“To those who have been left behind: I feel the sadness that you feel, but I understand it better now. You see, we are simply two beings experiencing different freedoms. It is the nature of all things that these freedoms must exist on the opposing sides of one veil. That veil is a body. Have you ever taken time to consider your body? It is like a complex machine that you power around. It is commanded by a terrific brain, the base into which all the connecting lines are fed. I do not like to think of the body as a computer. It is more like an intricately woven and embroidered fabric that we use for dressing. Through our life it will tear and unravel, the threads of decoration will come loose, and we may either fix them, to help it last longer, or not. Sometimes the dressing whips off suddenly in the wind and blows away. Other times we leave it places, forgetting it is ours. In some instances, it is then destroyed. And as we cannot get another straight away, we must, as naked souls, shrug our ethereal shoulders, cross the veil out of physical life, and stand in line to be refitted.
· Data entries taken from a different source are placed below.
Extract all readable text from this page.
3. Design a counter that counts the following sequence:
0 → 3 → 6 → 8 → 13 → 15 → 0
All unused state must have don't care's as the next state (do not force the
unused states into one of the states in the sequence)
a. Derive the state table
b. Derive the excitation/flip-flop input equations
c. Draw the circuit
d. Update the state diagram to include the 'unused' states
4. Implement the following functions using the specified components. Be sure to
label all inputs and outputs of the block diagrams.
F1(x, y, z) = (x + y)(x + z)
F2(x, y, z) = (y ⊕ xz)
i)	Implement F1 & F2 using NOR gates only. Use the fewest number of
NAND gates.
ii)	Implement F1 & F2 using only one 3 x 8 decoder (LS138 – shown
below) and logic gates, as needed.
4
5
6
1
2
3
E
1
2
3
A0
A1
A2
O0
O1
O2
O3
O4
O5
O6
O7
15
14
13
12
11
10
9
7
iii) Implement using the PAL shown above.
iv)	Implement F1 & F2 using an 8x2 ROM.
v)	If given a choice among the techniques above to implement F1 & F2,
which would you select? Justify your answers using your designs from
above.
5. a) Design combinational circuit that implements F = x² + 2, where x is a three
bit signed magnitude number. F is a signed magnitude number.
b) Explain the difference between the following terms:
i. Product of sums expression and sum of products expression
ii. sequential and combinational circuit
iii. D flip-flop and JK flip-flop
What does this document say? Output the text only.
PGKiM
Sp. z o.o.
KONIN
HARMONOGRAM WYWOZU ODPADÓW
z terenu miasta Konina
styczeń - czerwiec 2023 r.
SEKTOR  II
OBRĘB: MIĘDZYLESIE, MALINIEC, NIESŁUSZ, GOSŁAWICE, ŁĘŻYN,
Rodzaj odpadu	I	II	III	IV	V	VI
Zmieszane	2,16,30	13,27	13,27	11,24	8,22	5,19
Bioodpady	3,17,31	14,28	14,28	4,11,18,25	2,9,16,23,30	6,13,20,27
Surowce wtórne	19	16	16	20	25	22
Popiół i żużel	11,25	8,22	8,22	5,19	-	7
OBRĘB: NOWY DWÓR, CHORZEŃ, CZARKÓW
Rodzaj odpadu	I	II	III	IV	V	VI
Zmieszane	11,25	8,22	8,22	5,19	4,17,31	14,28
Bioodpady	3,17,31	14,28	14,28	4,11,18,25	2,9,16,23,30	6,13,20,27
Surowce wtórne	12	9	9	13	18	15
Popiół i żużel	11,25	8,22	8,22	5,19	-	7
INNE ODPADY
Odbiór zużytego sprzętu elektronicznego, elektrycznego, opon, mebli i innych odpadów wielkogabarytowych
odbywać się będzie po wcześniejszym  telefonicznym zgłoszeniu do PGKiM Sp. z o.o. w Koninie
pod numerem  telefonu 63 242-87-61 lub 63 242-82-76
If, reading this, you find the poetry contrived and no consolation, then rest your thoughts on waking pain, emotional and physical, which it may happen that you now have in abundance. I say you, because I no longer do. We tend to see death- which is only the end of waking life, despite the pomp and fervor that surrounds it- as a horrible and sad thing. We pity those who die- how terrible for them! We feel our own guilt, sadness, anger, and, left alone in them, can transfer them to the deceased or dying. But the comparison of death to sleep is apt, because like clocks we will wind down and at our stop feel sincere rest. When we meet death, whether suddenly or after a long, slow courtship, it is a termination of those pains that come with living- and anyone who has felt pain can understand what relief comes with its alleviation.
Be sad that we who die are disconnected from the love, joy, excitement and beauty of life. But feel that sadness as one side of a coin, whose other face is gratitude. In loss we are clearly shown our inventory. Use this period of grief to examine your blessings- you who are still living. And when the memory of we who have passed suffocates you, cry freely and lament. But when the tears slow and you take the shuddering breath that indicates their retreat, take care that with that breath and all the ones between the tears that you are breathing in life- love- gratitude. With examination nothing is downright ugly. And just because we don’t know what happens after doesn’t mean we can’t love death like we love life.”